Kepala Lapas Kelas IIB Mojokerto, Rudi Kristiawan mengatakan, kegiatan ini merupakan langkah nyata dalam memenuhi hak dasar warga binaan di bidang kesehatan sekaligus deteksi dini terhadap potensi penyakit. 


Warga Binaan Lapas Kelas IIB Mojokerto menjalani test kesehatan gratis-Foto : dok. Lapas Kelas IIB Mojokerto-

“Kami ingin memastikan warga binaan mendapatkan layanan kesehatan yang layak. Melalui cek kesehatan dan Mobile VCT ini, kondisi kesehatan mereka dapat terpantau dengan baik,” ujarnya dalam keterangan tertulis diterima Disway Mojokerto, Minggu, 15 Februari 2026. 

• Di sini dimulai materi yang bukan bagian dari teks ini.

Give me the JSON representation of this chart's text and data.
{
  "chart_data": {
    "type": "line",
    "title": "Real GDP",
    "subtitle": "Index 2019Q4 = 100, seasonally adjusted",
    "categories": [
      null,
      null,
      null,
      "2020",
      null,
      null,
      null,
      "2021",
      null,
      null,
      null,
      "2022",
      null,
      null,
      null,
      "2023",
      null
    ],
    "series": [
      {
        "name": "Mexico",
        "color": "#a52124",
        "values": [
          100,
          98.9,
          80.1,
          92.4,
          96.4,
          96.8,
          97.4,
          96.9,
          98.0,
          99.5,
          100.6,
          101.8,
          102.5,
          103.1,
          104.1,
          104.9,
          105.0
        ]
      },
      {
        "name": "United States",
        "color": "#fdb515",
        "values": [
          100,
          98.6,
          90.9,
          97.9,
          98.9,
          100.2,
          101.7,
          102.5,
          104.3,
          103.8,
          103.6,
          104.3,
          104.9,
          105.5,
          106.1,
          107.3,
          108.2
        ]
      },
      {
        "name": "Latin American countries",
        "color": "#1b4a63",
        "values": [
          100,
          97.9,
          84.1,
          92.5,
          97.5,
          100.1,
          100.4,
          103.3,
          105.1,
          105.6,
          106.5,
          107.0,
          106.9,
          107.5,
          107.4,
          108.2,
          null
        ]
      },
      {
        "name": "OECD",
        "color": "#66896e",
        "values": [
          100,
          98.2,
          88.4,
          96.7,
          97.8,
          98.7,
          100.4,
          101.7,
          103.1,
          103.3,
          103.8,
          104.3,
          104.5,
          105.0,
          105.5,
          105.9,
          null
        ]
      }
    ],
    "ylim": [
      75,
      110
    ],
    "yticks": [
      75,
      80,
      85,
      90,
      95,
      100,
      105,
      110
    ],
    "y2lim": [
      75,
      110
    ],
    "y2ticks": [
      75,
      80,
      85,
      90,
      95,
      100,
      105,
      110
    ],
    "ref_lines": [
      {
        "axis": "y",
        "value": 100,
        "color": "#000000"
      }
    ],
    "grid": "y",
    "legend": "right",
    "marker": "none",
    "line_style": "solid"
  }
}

Ia menambahkan, sinergi dengan pihak puskesmas menjadi bagian penting dalam mendukung pembinaan yang menyeluruh, tidak hanya pada aspek keamanan dan kedisiplinan, tetapi juga kesehatan fisik dan mental warga binaan.

Petugas medis melakukan pemeriksaan secara menyeluruh mulai dari tekanan darah, kondisi umum tubuh, hingga konseling kesehatan. Sementara Mobile VCT dilakukan secara sukarela dan rahasia sebagai upaya pencegahan serta edukasi kesehatan.

BACA JUGA:Ramadan Segera Tiba, Amalan Apa Saja yang Bisa Kita Siapkan?

BACA JUGA:Kenapa Berat Badan Bertambah Saat Berpuasa ?

Salah satu warga binaan mengaku sangat terbantu dengan adanya layanan kesehatan gratis tersebut. “Kami merasa diperhatikan, apalagi bisa cek kesehatan langsung dan mendapat penjelasan dari tenaga medis. Ini sangat bermanfaat bagi kami,” tambahnya m. 

Kegiatan ini juga menjadi sarana edukasi kesehatan bagi warga binaan agar lebih peduli terhadap kondisi tubuh dan menerapkan pola hidup bersih serta sehat selama menjalani masa pidana.